Le groupe le plus préservé sur le plan ethnoculturel et linguistique sont Ijoriens de Vistino qui se trouve dans la péninsule de Sojkinskiy (le village de Vistino). Cette région a été la moins touchée par l’industrialisation, c’est pourquoi les coutumes, la culture et la langue y ont été préservés jusqu’au début du XXIe siècle.
Pourriez-vous nous parler de la langue des Ijoriens. Combien y a-t-il de locuteurs dans le monde ?
D’une manière générale, la langue des Ijoriens est typologiquement plus proche de la langue carélienne. Elle appartient au groupe baltique-finnique auquel appartiennent les langues indigènes de la région de Leningrad – le vepse et le vodsky, ainsi que les langues des Finlandais ingriens et des Estoniens.
Les locuteurs natifs ne sont pas très nombreux. Il y a des activistes, par exemple une association qui travaille au musée de Vistino. Vistino est le principal centre d’étude, tandis que l’université d’État de Leningrad est le centre de distribution de la littérature méthodologique. Un autre centre de soutien est l’Institut de recherche linguistique de l’Académie des sciences. Ces centres apportent un soutien méthodologique aux activistes.
Les jeunes manifestent-ils de l’intérêt pour l’apprentissage de la langue ?
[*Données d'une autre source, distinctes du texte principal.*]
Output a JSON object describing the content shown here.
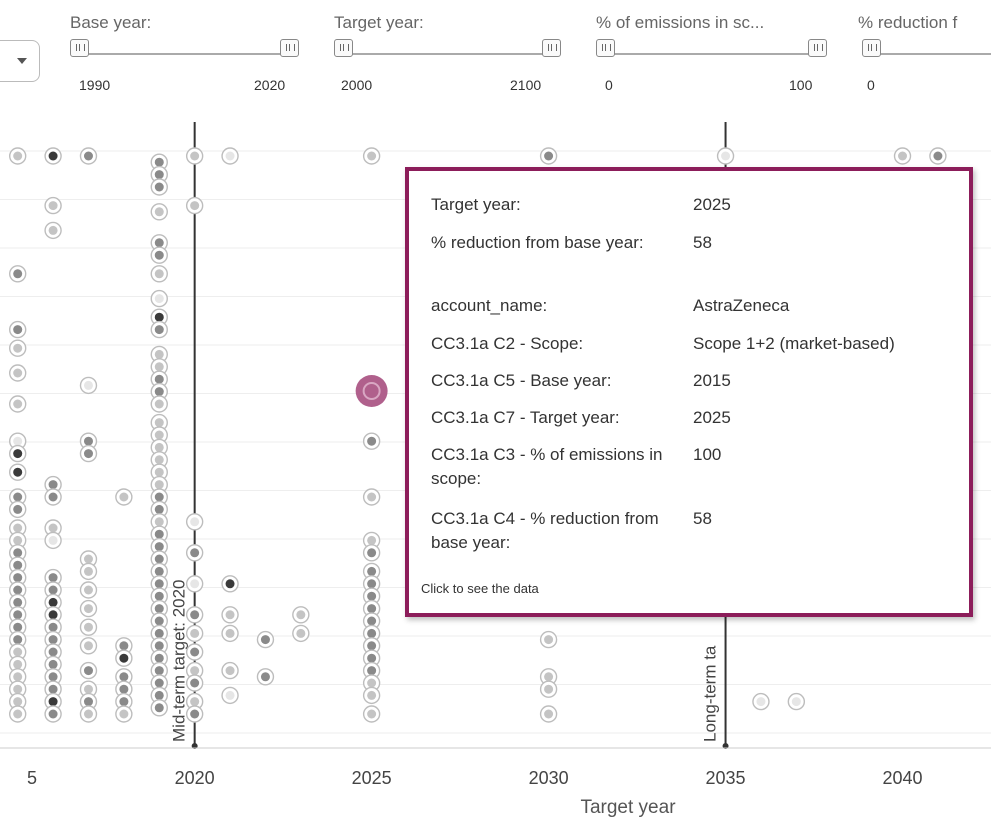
{
  "filters": [
    {
      "label": "Base year:",
      "min": "1990",
      "max": "2020"
    },
    {
      "label": "Target year:",
      "min": "2000",
      "max": "2100"
    },
    {
      "label": "% of emissions in sc...",
      "min": "0",
      "max": "100"
    },
    {
      "label": "% reduction f",
      "min": "0",
      "max": ""
    }
  ],
  "reference_lines": [
    {
      "label": "Mid-term target: 2020",
      "x": 2020
    },
    {
      "label": "Long-term ta",
      "x": 2035
    }
  ],
  "tooltip": {
    "rows": [
      {
        "key": "Target year:",
        "value": "2025"
      },
      {
        "key": "% reduction from base year:",
        "value": "58"
      },
      {
        "key": "account_name:",
        "value": "AstraZeneca"
      },
      {
        "key": "CC3.1a C2 - Scope:",
        "value": "Scope 1+2 (market-based)"
      },
      {
        "key": "CC3.1a C5 - Base year:",
        "value": "2015"
      },
      {
        "key": "CC3.1a C7 - Target year:",
        "value": "2025"
      },
      {
        "key": "CC3.1a C3 - % of emissions in scope:",
        "value": "100"
      },
      {
        "key": "CC3.1a C4 - % reduction from base year:",
        "value": "58"
      }
    ],
    "link": "Click to see the data"
  },
  "colors": {
    "accent": "#8c1d5a",
    "highlight": "#b0608c",
    "point_dark": "#333333",
    "point_light": "#cccccc"
  },
  "chart_data": {
    "type": "scatter",
    "xlabel": "Target year",
    "ylabel": "",
    "xticks": [
      "5",
      "2020",
      "2025",
      "2030",
      "2035",
      "2040"
    ],
    "xlim": [
      2014.5,
      2042.5
    ],
    "ylim": [
      0,
      100
    ],
    "highlighted_point": {
      "x": 2025,
      "y": 58,
      "label": "AstraZeneca"
    },
    "points": [
      {
        "x": 2015,
        "y": 95,
        "s": 1
      },
      {
        "x": 2015,
        "y": 76,
        "s": 2
      },
      {
        "x": 2015,
        "y": 67,
        "s": 2
      },
      {
        "x": 2015,
        "y": 64,
        "s": 1
      },
      {
        "x": 2015,
        "y": 60,
        "s": 1
      },
      {
        "x": 2015,
        "y": 55,
        "s": 1
      },
      {
        "x": 2015,
        "y": 49,
        "s": 0
      },
      {
        "x": 2015,
        "y": 47,
        "s": 3
      },
      {
        "x": 2015,
        "y": 44,
        "s": 3
      },
      {
        "x": 2015,
        "y": 40,
        "s": 2
      },
      {
        "x": 2015,
        "y": 38,
        "s": 2
      },
      {
        "x": 2015,
        "y": 35,
        "s": 1
      },
      {
        "x": 2015,
        "y": 33,
        "s": 1
      },
      {
        "x": 2015,
        "y": 31,
        "s": 2
      },
      {
        "x": 2015,
        "y": 29,
        "s": 2
      },
      {
        "x": 2015,
        "y": 27,
        "s": 2
      },
      {
        "x": 2015,
        "y": 25,
        "s": 2
      },
      {
        "x": 2015,
        "y": 23,
        "s": 2
      },
      {
        "x": 2015,
        "y": 21,
        "s": 2
      },
      {
        "x": 2015,
        "y": 19,
        "s": 2
      },
      {
        "x": 2015,
        "y": 17,
        "s": 2
      },
      {
        "x": 2015,
        "y": 15,
        "s": 1
      },
      {
        "x": 2015,
        "y": 13,
        "s": 1
      },
      {
        "x": 2015,
        "y": 11,
        "s": 1
      },
      {
        "x": 2015,
        "y": 9,
        "s": 1
      },
      {
        "x": 2015,
        "y": 7,
        "s": 1
      },
      {
        "x": 2015,
        "y": 5,
        "s": 1
      },
      {
        "x": 2016,
        "y": 95,
        "s": 3
      },
      {
        "x": 2016,
        "y": 87,
        "s": 1
      },
      {
        "x": 2016,
        "y": 83,
        "s": 1
      },
      {
        "x": 2016,
        "y": 42,
        "s": 2
      },
      {
        "x": 2016,
        "y": 40,
        "s": 2
      },
      {
        "x": 2016,
        "y": 35,
        "s": 1
      },
      {
        "x": 2016,
        "y": 33,
        "s": 0
      },
      {
        "x": 2016,
        "y": 27,
        "s": 2
      },
      {
        "x": 2016,
        "y": 25,
        "s": 2
      },
      {
        "x": 2016,
        "y": 23,
        "s": 3
      },
      {
        "x": 2016,
        "y": 21,
        "s": 3
      },
      {
        "x": 2016,
        "y": 19,
        "s": 2
      },
      {
        "x": 2016,
        "y": 17,
        "s": 2
      },
      {
        "x": 2016,
        "y": 15,
        "s": 2
      },
      {
        "x": 2016,
        "y": 13,
        "s": 2
      },
      {
        "x": 2016,
        "y": 11,
        "s": 2
      },
      {
        "x": 2016,
        "y": 9,
        "s": 2
      },
      {
        "x": 2016,
        "y": 7,
        "s": 3
      },
      {
        "x": 2016,
        "y": 5,
        "s": 2
      },
      {
        "x": 2017,
        "y": 95,
        "s": 2
      },
      {
        "x": 2017,
        "y": 58,
        "s": 0
      },
      {
        "x": 2017,
        "y": 49,
        "s": 2
      },
      {
        "x": 2017,
        "y": 47,
        "s": 2
      },
      {
        "x": 2017,
        "y": 30,
        "s": 1
      },
      {
        "x": 2017,
        "y": 28,
        "s": 1
      },
      {
        "x": 2017,
        "y": 25,
        "s": 1
      },
      {
        "x": 2017,
        "y": 22,
        "s": 1
      },
      {
        "x": 2017,
        "y": 19,
        "s": 1
      },
      {
        "x": 2017,
        "y": 16,
        "s": 1
      },
      {
        "x": 2017,
        "y": 12,
        "s": 2
      },
      {
        "x": 2017,
        "y": 9,
        "s": 1
      },
      {
        "x": 2017,
        "y": 7,
        "s": 2
      },
      {
        "x": 2017,
        "y": 5,
        "s": 1
      },
      {
        "x": 2018,
        "y": 40,
        "s": 1
      },
      {
        "x": 2018,
        "y": 16,
        "s": 2
      },
      {
        "x": 2018,
        "y": 14,
        "s": 3
      },
      {
        "x": 2018,
        "y": 11,
        "s": 2
      },
      {
        "x": 2018,
        "y": 9,
        "s": 2
      },
      {
        "x": 2018,
        "y": 7,
        "s": 2
      },
      {
        "x": 2018,
        "y": 5,
        "s": 1
      },
      {
        "x": 2019,
        "y": 94,
        "s": 2
      },
      {
        "x": 2019,
        "y": 92,
        "s": 2
      },
      {
        "x": 2019,
        "y": 90,
        "s": 2
      },
      {
        "x": 2019,
        "y": 86,
        "s": 1
      },
      {
        "x": 2019,
        "y": 81,
        "s": 2
      },
      {
        "x": 2019,
        "y": 79,
        "s": 2
      },
      {
        "x": 2019,
        "y": 76,
        "s": 1
      },
      {
        "x": 2019,
        "y": 72,
        "s": 0
      },
      {
        "x": 2019,
        "y": 69,
        "s": 3
      },
      {
        "x": 2019,
        "y": 67,
        "s": 2
      },
      {
        "x": 2019,
        "y": 63,
        "s": 1
      },
      {
        "x": 2019,
        "y": 61,
        "s": 1
      },
      {
        "x": 2019,
        "y": 59,
        "s": 2
      },
      {
        "x": 2019,
        "y": 57,
        "s": 2
      },
      {
        "x": 2019,
        "y": 55,
        "s": 1
      },
      {
        "x": 2019,
        "y": 52,
        "s": 1
      },
      {
        "x": 2019,
        "y": 50,
        "s": 1
      },
      {
        "x": 2019,
        "y": 48,
        "s": 1
      },
      {
        "x": 2019,
        "y": 46,
        "s": 1
      },
      {
        "x": 2019,
        "y": 44,
        "s": 1
      },
      {
        "x": 2019,
        "y": 42,
        "s": 1
      },
      {
        "x": 2019,
        "y": 40,
        "s": 2
      },
      {
        "x": 2019,
        "y": 38,
        "s": 2
      },
      {
        "x": 2019,
        "y": 36,
        "s": 1
      },
      {
        "x": 2019,
        "y": 34,
        "s": 2
      },
      {
        "x": 2019,
        "y": 32,
        "s": 2
      },
      {
        "x": 2019,
        "y": 30,
        "s": 2
      },
      {
        "x": 2019,
        "y": 28,
        "s": 2
      },
      {
        "x": 2019,
        "y": 26,
        "s": 2
      },
      {
        "x": 2019,
        "y": 24,
        "s": 2
      },
      {
        "x": 2019,
        "y": 22,
        "s": 2
      },
      {
        "x": 2019,
        "y": 20,
        "s": 2
      },
      {
        "x": 2019,
        "y": 18,
        "s": 2
      },
      {
        "x": 2019,
        "y": 16,
        "s": 2
      },
      {
        "x": 2019,
        "y": 14,
        "s": 2
      },
      {
        "x": 2019,
        "y": 12,
        "s": 2
      },
      {
        "x": 2019,
        "y": 10,
        "s": 2
      },
      {
        "x": 2019,
        "y": 8,
        "s": 2
      },
      {
        "x": 2019,
        "y": 6,
        "s": 2
      },
      {
        "x": 2020,
        "y": 95,
        "s": 1
      },
      {
        "x": 2020,
        "y": 87,
        "s": 1
      },
      {
        "x": 2020,
        "y": 36,
        "s": 0
      },
      {
        "x": 2020,
        "y": 31,
        "s": 2
      },
      {
        "x": 2020,
        "y": 26,
        "s": 0
      },
      {
        "x": 2020,
        "y": 21,
        "s": 2
      },
      {
        "x": 2020,
        "y": 18,
        "s": 1
      },
      {
        "x": 2020,
        "y": 15,
        "s": 2
      },
      {
        "x": 2020,
        "y": 12,
        "s": 1
      },
      {
        "x": 2020,
        "y": 10,
        "s": 2
      },
      {
        "x": 2020,
        "y": 7,
        "s": 1
      },
      {
        "x": 2020,
        "y": 5,
        "s": 2
      },
      {
        "x": 2021,
        "y": 95,
        "s": 0
      },
      {
        "x": 2021,
        "y": 26,
        "s": 3
      },
      {
        "x": 2021,
        "y": 21,
        "s": 1
      },
      {
        "x": 2021,
        "y": 18,
        "s": 1
      },
      {
        "x": 2021,
        "y": 12,
        "s": 1
      },
      {
        "x": 2021,
        "y": 8,
        "s": 0
      },
      {
        "x": 2022,
        "y": 17,
        "s": 2
      },
      {
        "x": 2022,
        "y": 11,
        "s": 2
      },
      {
        "x": 2023,
        "y": 21,
        "s": 1
      },
      {
        "x": 2023,
        "y": 18,
        "s": 1
      },
      {
        "x": 2025,
        "y": 95,
        "s": 1
      },
      {
        "x": 2025,
        "y": 49,
        "s": 2
      },
      {
        "x": 2025,
        "y": 40,
        "s": 1
      },
      {
        "x": 2025,
        "y": 33,
        "s": 1
      },
      {
        "x": 2025,
        "y": 31,
        "s": 2
      },
      {
        "x": 2025,
        "y": 28,
        "s": 2
      },
      {
        "x": 2025,
        "y": 26,
        "s": 2
      },
      {
        "x": 2025,
        "y": 24,
        "s": 2
      },
      {
        "x": 2025,
        "y": 22,
        "s": 2
      },
      {
        "x": 2025,
        "y": 20,
        "s": 2
      },
      {
        "x": 2025,
        "y": 18,
        "s": 2
      },
      {
        "x": 2025,
        "y": 16,
        "s": 2
      },
      {
        "x": 2025,
        "y": 14,
        "s": 2
      },
      {
        "x": 2025,
        "y": 12,
        "s": 2
      },
      {
        "x": 2025,
        "y": 10,
        "s": 1
      },
      {
        "x": 2025,
        "y": 8,
        "s": 1
      },
      {
        "x": 2025,
        "y": 5,
        "s": 1
      },
      {
        "x": 2030,
        "y": 95,
        "s": 2
      },
      {
        "x": 2030,
        "y": 17,
        "s": 1
      },
      {
        "x": 2030,
        "y": 11,
        "s": 1
      },
      {
        "x": 2030,
        "y": 9,
        "s": 1
      },
      {
        "x": 2030,
        "y": 5,
        "s": 1
      },
      {
        "x": 2035,
        "y": 95,
        "s": 0
      },
      {
        "x": 2036,
        "y": 7,
        "s": 0
      },
      {
        "x": 2037,
        "y": 7,
        "s": 0
      },
      {
        "x": 2040,
        "y": 95,
        "s": 1
      },
      {
        "x": 2041,
        "y": 95,
        "s": 2
      }
    ]
  }
}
Oui, ils s’y intéressent. Mais, malheureusement, la plupart des jeunes, à quelques exceptions près, vivent depuis longtemps à Sosnovy Bor et à Kingisepp, à Saint-Pétersbourg. Par conséquent, très souvent, cet intérêt ne se manifeste que lorsqu’ils reviennent pour les vacances ou les congés ; il y a une sorte d’intensification estivale de l’apprentissage de la langue et un effacement hivernal.
Les personnes âgées, qui passent l’hiver dans les villes et viennent à la campagne en été, sont de plus en plus nombreuses à s’intéresser à leur langue. Même les retraités veulent parler leur langue maternelle. Il y a des centres d’intérêt où ils viennent. Mais au mois d’octobre, ils rentrent chez eux, à Sosnovy Bor ou Saint-Pétersbourg, et tout s’éteint à nouveau.
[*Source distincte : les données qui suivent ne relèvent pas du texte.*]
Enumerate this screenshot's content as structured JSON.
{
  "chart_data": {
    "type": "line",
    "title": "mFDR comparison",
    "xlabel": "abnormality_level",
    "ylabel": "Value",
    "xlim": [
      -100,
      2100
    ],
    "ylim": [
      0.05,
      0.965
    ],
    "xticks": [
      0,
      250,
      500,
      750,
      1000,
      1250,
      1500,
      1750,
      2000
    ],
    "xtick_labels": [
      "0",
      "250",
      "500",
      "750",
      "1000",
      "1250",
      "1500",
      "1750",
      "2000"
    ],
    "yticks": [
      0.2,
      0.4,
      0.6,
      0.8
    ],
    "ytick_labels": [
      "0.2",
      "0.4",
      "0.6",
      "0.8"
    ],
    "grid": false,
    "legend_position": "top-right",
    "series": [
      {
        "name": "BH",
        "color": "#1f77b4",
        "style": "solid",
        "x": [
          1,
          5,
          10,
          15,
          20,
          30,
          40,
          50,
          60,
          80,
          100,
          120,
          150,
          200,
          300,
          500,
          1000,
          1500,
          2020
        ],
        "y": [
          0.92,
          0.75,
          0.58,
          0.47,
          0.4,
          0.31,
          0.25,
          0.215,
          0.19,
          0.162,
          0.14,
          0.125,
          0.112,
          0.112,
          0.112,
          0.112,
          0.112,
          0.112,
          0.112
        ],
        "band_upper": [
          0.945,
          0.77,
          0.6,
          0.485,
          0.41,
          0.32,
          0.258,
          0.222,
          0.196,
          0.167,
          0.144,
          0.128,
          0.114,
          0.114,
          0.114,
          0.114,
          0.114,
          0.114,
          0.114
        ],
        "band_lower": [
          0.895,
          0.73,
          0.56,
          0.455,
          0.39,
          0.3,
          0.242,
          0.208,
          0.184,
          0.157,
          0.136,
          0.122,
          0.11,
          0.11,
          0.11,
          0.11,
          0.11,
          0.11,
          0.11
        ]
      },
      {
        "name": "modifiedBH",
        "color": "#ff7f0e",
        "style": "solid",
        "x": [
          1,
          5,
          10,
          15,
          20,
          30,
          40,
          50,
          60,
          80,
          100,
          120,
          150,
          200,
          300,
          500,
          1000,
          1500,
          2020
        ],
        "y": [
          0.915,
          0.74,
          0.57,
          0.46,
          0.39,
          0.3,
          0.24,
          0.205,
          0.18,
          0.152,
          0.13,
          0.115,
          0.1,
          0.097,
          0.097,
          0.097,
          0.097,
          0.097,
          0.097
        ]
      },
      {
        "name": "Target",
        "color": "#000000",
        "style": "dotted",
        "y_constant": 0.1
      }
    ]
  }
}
Que fait-on pour populariser la langue et la culture Ijoriennes ?
En effet, on fait beaucoup de choses. J’ai déjà mentionné le soutien méthodologique. Le soutien de l’État au musée de la culture à Vistino et au Centre d’artisanat traditionnel. Ce dernier est un bâtiment flambant neuf, qui a été construit à côté du musée. On y trouve de magnifiques ateliers modernes.
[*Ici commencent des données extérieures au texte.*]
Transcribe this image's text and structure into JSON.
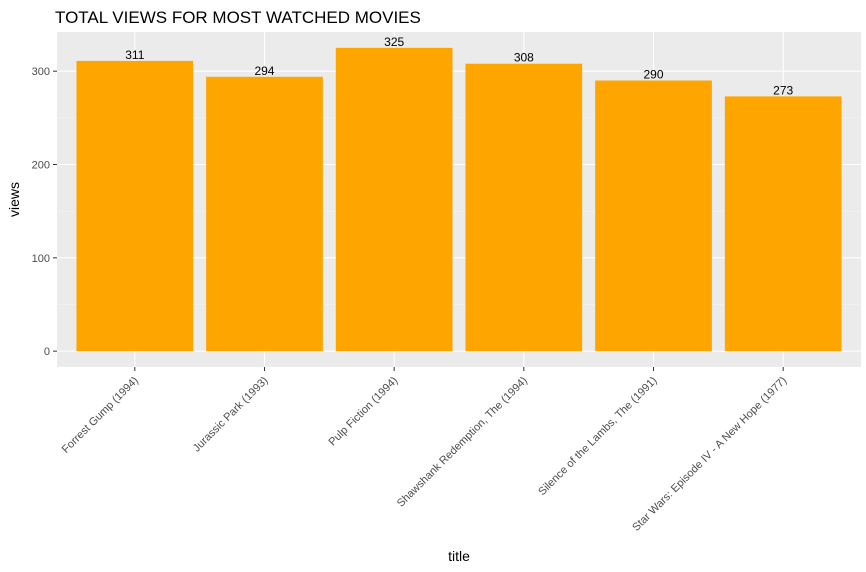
{
  "chart_data": {
    "type": "bar",
    "title": "TOTAL VIEWS FOR MOST WATCHED MOVIES",
    "xlabel": "title",
    "ylabel": "views",
    "categories": [
      "Forrest Gump (1994)",
      "Jurassic Park (1993)",
      "Pulp Fiction (1994)",
      "Shawshank Redemption, The (1994)",
      "Silence of the Lambs, The (1991)",
      "Star Wars: Episode IV - A New Hope (1977)"
    ],
    "values": [
      311,
      294,
      325,
      308,
      290,
      273
    ],
    "data_labels": [
      "311",
      "294",
      "325",
      "308",
      "290",
      "273"
    ],
    "yticks": [
      0,
      100,
      200,
      300
    ],
    "ytick_labels": [
      "0",
      "100",
      "200",
      "300"
    ],
    "ylim": [
      -17,
      342
    ],
    "grid": true,
    "colors": {
      "bar": "#FFA500",
      "panel": "#EBEBEB",
      "grid_major": "#FFFFFF",
      "grid_minor": "#F5F5F5"
    }
  }
}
En outre, certaines initiatives sont financées par les subventions du gouverneur de la région de Leningrad. Par exemple, l’année dernière, nous avons soutenu une initiative d’exposition itinérante sur les Ijoriens dans trois districts de la région de Leningrad.
Y a-t-il des fêtes traditionnelles propres à ce peuple ? Sont-elles relancées et célébrées ?
Bien sûr. Mais de nombreux éléments de la culture traditionnelle, y compris les rituels et les célébrations festives, appartiennent désormais au passé. Certains ont été enregistrés par des ethnographes et des activistes, d’autres ont été perdus à jamais. Certains rituels traditionnels vont être relancés. La communauté Shoikula a pris l’initiative de fêter la journée d’Ivan sur la base de descriptions et d’informations reçues de parents et de grands-parents.
Même avant la Grande Guerre patriotique, les villages ont réussi à préserver leurs festivités traditionnelles. Mais après la guerre, il y a eu des morts, des émigrés, des exilés, des gens qui sont partis gagner de l’argent, et il était déjà très difficile de tout restaurer.